Vigo, un club familial: « Les joueurs ont du mal à quitter le Celta! »

La Galice est une région moins connue que la Catalogne ou l’Andalousie, mais non moins accueillante – à l’image du Celta Vigo, un club chaleureux. Le président du club de supporters Pena Carcamans nous en a parlé!

C’est dans un petit bar de l’île d’Arousa, à une cinquantaine de kilomètres de Vigo, que nous rencontrons Belermo Dios. Il est président du club de supporters Peña Carcamáns, qui compte 600 membres (soit un dixième de la population de l’île!) dont 400 ont leur abonnement pour les rencontres du Celta. Ce club s’est notamment fait connaître lors de la saison 2013-2014, quand il a offert… des moules, produit local, à l’Athletic Bilbao et à la Real Sociedad. La raison? Ces équipes affrontaient des candidats à la relégation, contre laquelle luttait également Vigo à l’époque…

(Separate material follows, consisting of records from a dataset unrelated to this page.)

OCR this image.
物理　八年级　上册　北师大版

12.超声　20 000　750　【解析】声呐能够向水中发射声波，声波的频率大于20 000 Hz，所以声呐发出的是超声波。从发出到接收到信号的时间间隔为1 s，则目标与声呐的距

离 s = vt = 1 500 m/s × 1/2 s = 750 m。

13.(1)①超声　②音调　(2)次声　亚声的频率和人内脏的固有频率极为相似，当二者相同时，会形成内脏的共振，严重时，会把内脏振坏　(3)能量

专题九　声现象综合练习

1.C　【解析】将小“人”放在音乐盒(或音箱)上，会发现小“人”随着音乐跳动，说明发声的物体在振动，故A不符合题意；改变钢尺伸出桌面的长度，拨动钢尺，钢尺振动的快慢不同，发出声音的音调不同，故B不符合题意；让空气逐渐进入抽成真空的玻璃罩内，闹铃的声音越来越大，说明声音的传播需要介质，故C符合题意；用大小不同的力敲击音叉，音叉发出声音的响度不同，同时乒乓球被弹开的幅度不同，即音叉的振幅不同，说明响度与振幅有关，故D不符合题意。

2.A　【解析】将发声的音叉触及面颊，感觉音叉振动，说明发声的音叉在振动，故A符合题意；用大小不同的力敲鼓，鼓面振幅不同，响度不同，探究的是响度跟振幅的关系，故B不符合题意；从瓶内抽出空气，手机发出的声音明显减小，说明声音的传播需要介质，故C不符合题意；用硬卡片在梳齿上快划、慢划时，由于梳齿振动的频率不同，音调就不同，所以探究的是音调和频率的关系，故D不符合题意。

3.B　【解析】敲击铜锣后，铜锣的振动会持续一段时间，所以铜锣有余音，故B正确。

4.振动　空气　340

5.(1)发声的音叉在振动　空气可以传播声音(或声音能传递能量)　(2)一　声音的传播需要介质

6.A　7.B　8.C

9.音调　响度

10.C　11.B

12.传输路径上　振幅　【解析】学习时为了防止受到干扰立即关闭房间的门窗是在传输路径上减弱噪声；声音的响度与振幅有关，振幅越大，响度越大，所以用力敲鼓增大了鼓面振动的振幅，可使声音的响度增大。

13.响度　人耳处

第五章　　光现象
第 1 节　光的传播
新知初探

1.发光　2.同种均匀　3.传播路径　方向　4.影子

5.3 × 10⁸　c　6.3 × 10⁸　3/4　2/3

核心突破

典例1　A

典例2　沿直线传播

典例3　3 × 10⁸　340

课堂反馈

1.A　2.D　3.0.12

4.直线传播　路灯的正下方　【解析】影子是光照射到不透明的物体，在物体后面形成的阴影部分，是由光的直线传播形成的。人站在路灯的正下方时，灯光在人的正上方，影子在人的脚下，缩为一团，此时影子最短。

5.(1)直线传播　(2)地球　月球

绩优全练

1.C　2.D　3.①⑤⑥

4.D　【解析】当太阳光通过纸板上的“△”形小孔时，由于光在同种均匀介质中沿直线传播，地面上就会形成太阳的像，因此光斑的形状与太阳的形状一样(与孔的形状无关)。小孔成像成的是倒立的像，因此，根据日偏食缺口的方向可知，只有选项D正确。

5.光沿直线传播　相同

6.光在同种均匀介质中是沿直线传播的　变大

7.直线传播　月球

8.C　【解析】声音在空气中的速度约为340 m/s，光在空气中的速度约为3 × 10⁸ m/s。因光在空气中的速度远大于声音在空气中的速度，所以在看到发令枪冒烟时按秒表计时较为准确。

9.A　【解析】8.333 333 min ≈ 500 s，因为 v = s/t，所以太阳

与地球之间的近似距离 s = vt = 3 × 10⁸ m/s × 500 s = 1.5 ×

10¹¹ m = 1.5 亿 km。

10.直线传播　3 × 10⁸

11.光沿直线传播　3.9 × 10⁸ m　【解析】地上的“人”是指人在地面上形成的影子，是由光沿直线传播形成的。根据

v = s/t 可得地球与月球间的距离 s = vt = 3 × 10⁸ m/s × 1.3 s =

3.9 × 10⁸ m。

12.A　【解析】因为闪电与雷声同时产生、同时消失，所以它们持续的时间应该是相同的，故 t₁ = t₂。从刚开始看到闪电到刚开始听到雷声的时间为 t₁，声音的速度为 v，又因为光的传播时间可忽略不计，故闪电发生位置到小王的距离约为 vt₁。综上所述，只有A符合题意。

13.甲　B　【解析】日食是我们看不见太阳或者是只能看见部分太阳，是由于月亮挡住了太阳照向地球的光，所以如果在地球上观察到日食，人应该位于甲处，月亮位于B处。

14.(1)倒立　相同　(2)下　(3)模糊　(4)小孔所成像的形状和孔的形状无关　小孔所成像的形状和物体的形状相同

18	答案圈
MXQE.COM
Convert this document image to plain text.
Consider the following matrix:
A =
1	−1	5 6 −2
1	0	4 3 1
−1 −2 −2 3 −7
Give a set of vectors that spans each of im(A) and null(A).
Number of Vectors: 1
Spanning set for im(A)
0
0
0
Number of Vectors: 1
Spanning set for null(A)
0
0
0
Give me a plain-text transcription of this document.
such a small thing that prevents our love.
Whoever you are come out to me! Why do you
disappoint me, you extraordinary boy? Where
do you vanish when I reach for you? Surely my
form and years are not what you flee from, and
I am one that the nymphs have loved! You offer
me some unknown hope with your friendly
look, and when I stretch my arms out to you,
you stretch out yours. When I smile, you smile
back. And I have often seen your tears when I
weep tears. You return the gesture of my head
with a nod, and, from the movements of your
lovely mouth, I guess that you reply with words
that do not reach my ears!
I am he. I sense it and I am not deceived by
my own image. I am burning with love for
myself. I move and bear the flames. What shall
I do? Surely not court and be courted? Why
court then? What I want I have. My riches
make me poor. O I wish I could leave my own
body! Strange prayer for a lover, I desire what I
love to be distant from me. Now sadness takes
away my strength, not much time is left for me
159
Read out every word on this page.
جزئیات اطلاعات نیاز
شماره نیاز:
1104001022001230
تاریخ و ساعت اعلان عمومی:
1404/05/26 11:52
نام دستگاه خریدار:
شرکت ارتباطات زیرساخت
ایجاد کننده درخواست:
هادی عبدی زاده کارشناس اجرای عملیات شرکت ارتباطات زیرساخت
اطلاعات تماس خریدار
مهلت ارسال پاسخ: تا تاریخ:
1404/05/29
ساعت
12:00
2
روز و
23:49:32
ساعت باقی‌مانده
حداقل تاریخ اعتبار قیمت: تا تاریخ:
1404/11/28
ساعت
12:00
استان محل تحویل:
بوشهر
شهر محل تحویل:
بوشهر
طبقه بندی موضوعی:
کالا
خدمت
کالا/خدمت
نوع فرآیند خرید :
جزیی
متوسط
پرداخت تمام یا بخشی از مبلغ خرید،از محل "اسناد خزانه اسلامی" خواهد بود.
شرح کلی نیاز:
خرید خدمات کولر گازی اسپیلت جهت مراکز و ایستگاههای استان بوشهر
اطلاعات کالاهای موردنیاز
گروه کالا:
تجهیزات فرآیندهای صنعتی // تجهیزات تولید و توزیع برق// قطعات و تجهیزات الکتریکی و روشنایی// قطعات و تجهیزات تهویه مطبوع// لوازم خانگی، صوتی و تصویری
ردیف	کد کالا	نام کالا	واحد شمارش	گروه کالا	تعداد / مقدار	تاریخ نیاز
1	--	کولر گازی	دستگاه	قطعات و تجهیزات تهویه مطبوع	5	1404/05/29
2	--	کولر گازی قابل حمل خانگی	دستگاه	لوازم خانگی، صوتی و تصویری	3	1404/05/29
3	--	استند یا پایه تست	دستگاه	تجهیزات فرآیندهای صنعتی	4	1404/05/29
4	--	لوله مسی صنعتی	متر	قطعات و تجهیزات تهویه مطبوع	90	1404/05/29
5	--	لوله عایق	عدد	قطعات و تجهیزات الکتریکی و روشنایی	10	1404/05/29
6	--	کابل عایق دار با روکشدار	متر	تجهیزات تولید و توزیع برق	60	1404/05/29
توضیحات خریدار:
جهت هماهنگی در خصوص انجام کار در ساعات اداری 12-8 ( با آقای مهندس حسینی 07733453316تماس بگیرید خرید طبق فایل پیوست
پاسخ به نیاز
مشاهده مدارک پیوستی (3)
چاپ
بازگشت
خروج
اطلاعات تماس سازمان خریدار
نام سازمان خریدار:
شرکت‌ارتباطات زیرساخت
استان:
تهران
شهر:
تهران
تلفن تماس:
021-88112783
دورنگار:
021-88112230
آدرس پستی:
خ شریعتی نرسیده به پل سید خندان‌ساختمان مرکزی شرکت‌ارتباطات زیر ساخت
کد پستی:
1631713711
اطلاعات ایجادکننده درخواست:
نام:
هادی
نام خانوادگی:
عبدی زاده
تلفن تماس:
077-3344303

« L’engouement pour le Celta n’est pas massif, mais il est fort », nous explique-t-il. « Il y a toujours un noyau de supporters qui se déplace. C’est un supportérisme plus local, contrairement à celui de l’autre club galicien, le Deportivo La Corogne, où c’est plutôt citadin. Vigo est le club des gens du peuple, des pêcheurs, des paysans. Lors d’un match décisif pour le maintien, 4000 supporters avaient fait le déplacement à Valladolid à l’époque »

Un attachement pour le club et la région que partagent les joueurs. « Les Espagnols aiment bien être à la maison », sourit notre interlocuteur. « C’est moins vrai aujourd’hui, de plus en plus d’Espagnols jouent à l’étranger, mais en plus d’avoir le meilleur championnat du monde, il faut avouer que les Espagnols apprécient de rester chez eux. Et qu’ils ne parlent pas forcément très bien les langues étrangères! », reconnaît-il. C’est notamment ce qui pourrait expliquer, selon lui, les difficultés que rencontre Tomas Pina, débarqué à Bruges avec le statut de crack. « Ici à Vigo, nous accordons énormément d’importance à l’entourage du joueur et à son bonheur », explique Belermo.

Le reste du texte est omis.